The causes of vascular injury are wide ranging from alterations in hemodynamics to targeted toxicity on components of the vasculature (e.g. endothelial and smooth muscle cells) and to inflammatory and immune-mediated alterations, leading to secondary effects on the vasculature. The characterization of the vascular findings are still considered essential in determining their relationship to treatment and to understanding their potential mechanism. Hemodynamically active compounds typically target the smooth muscle cell of the media.
The distribution and morphology of the vascular findings associated with vasoactive-induced arterial lesions in association with vasodilator and/or positive inotrope-induced lesions are well recognized. These vasoactive-induced arterial lesions generally involve the coronary arteries and are associated with significant medial necrosis and hemorrhage. Likewise, vasoconstrictor-induced vascular lesions primarily affect smaller caliber arteries in multiple tissues and are also characterized by medial necrosis and hemorrhage. Vascular injury secondary to inflammation or immune reactions often involve the formation of immune complexes that can directly or indirectly damage the vasculature.
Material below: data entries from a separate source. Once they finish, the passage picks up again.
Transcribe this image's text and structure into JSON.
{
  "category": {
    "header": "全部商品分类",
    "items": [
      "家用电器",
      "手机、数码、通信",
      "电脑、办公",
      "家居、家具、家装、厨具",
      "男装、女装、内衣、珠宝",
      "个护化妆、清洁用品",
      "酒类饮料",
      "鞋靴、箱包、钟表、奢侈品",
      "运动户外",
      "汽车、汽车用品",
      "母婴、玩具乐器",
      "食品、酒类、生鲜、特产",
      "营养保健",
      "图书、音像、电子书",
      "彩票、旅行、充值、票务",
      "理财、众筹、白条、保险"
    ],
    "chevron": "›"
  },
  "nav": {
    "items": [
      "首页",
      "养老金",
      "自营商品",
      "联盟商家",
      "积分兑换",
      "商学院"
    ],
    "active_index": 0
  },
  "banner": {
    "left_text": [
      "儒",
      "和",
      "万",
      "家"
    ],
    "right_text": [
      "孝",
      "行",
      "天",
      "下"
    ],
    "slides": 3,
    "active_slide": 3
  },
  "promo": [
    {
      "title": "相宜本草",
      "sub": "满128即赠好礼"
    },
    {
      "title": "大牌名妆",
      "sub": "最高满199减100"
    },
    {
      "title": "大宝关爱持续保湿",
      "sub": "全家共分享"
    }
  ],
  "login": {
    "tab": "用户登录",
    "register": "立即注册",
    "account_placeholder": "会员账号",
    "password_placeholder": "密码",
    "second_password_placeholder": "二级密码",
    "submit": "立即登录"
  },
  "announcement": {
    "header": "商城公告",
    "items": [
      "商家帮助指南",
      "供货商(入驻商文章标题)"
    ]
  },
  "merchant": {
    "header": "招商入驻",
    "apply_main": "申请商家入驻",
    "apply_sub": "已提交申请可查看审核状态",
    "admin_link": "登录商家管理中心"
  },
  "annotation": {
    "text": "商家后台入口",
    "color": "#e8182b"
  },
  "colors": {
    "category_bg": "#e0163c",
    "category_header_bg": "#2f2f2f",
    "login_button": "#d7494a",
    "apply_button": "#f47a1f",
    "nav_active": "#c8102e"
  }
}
Understanding the temporal pattern of vascular injury is also useful as most mechanisms of vascular injury eventually result in vascular inflammation. Inflammation and immune-mediated mechanisms present the greatest challenge in determining the underlying mechanism and the relevance to humans. In the absence of predictive or signature biomarkers for underlying mechanisms of DIVI an accurate and thorough characterization of the lesions over time is still considered a key first step in determining the importance of the finding in preclinical assessments.
References
- Biomarkers and mechanisms of drug-induced vascular injury in non-rodents. Louden C, Brott D, Katein A, Kelly T, et al, Toxicol Pathol 34:19-26, 2006.
- Translation strategy for the quantification of drug-induced vascular injury biomarkers. Bendjama K, Gounaud S, Aras G, et al, Toxicol Pathol 42:658-671, 2014.
- Nonclinical safety biomarkers of drug-induced vascular injury: Current status and blueprint for the future. Mikaelian I, Cameron M, Dalmas DA, et al, Toxicol Pathol 42:635-657, 2014.